Transmembrane protein 50A is a protein that in humans is encoded by the TMEM50A gene.

This gene is located in the RH gene locus, between the RHD and RHCE genes. The function of its protein product is unknown; however, its sequence has potential transmembrane domains suggesting that it may be an integral membrane protein. Its position between the RH genes suggests that polymorphisms in this gene may be tightly linked to RH haplotypes and may contribute to selective pressure for or against certain RH haplotypes.

Gene 

The TMEM50A gene is located on chromosome 1 p36.11 in the human (homo sapiens) genome. Its mRNA sequence is 2284 base pairs in length and includes seven exons. The coding sequence is from base pairs 151 to 624.

Protein 
The TMEM50A protein is 157 amino acids in length.

Cellular Location 

PSORT II predicts that TMEM50A is most likely found in the cells plasma membrane or the endoplasmic reticulum.

Predicted properties 

Through bioinformatic analysis several of TMEM50A's protein properties were predicted.
 Molecular Weight: 17.4 KDal
 Isoelectric point: 5.483
 Post-translational modification: Several post-translational modifications are predicted:
 Two serine phosphorylation sites found at amino acids 82 and 84 Residue
 One possibleN-Linked Glycosylation Site located at amino acid 74 
 One possible Tyrosine phosphorylation site

Structure 

The exact structure of TMEM50A is unknown but through the use of several prediction programs, some of its most likely structural components can be assumed. 
TMHMM shows that TMEM50A has four transmembrane regions. This was further confirmed by similar results found in TMEM50A orthologs and the neutral charge found in these regions using SAPS program in Biology Workbench
By using the PELE program in Biology Workbench along with comparing the results of known protein structures, it can be predicted that TMEM50A has:
Two Alpha Helix structures
Five Beta Sheets

Splice Sites 

Alternative Splice sites were found by BLAT on the UCSC genome browser

TMEM50A has several alternative splices including:
Removal of exon 2
Removal of exons 2 and 3
Removal of exons 2, 3, and 5
Removal of exon 3
Removal of exon 5

These alternative splice sites don't affect the reading frame of the sequence and thus may not alter the function of the protein.

Expression 

TMEM50A is expressed in almost all human tissues, but evidence from EST profiles through NCBI, suggests that its expression may be slightly higher in parathyroid tissues and brain tissues. It also seems to be expressed higher during the neonate and juvenile development stages.

Interacting Proteins 

There is one predicted protein that interacts with TMEM50A, C7orf43. This proteins gene is located on chromosome 7 open reading frame 43. Its function is also unknown.
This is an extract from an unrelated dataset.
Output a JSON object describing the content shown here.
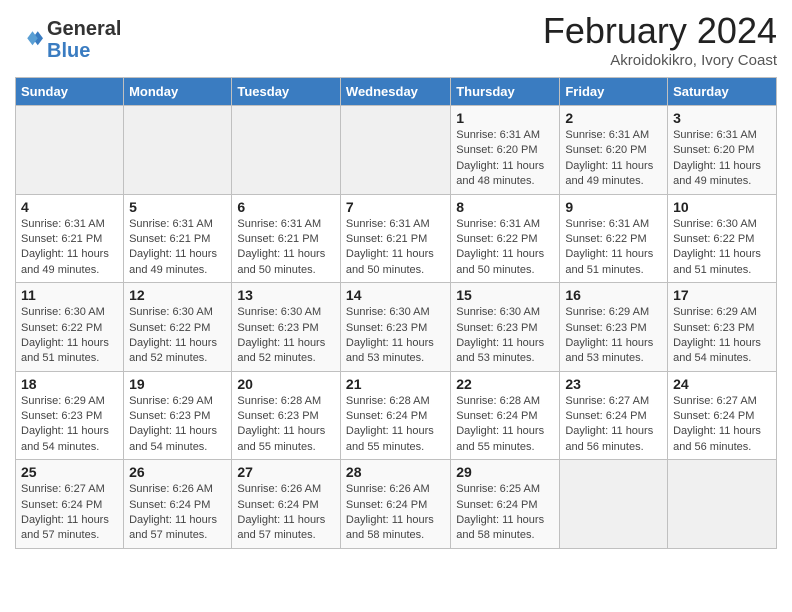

Future Medical Applications

Investigation of several GEO profiles showed that TMEM50A is highly upregulated in late stage cervical cancer. This may suggest that TMEM50A has some function that may be causing or is caused directly by cervical cancer. Although few studies are available to confirm this idea, more studies may offer suggestions that use TMEM50A for treatment of late stage cervical cancer.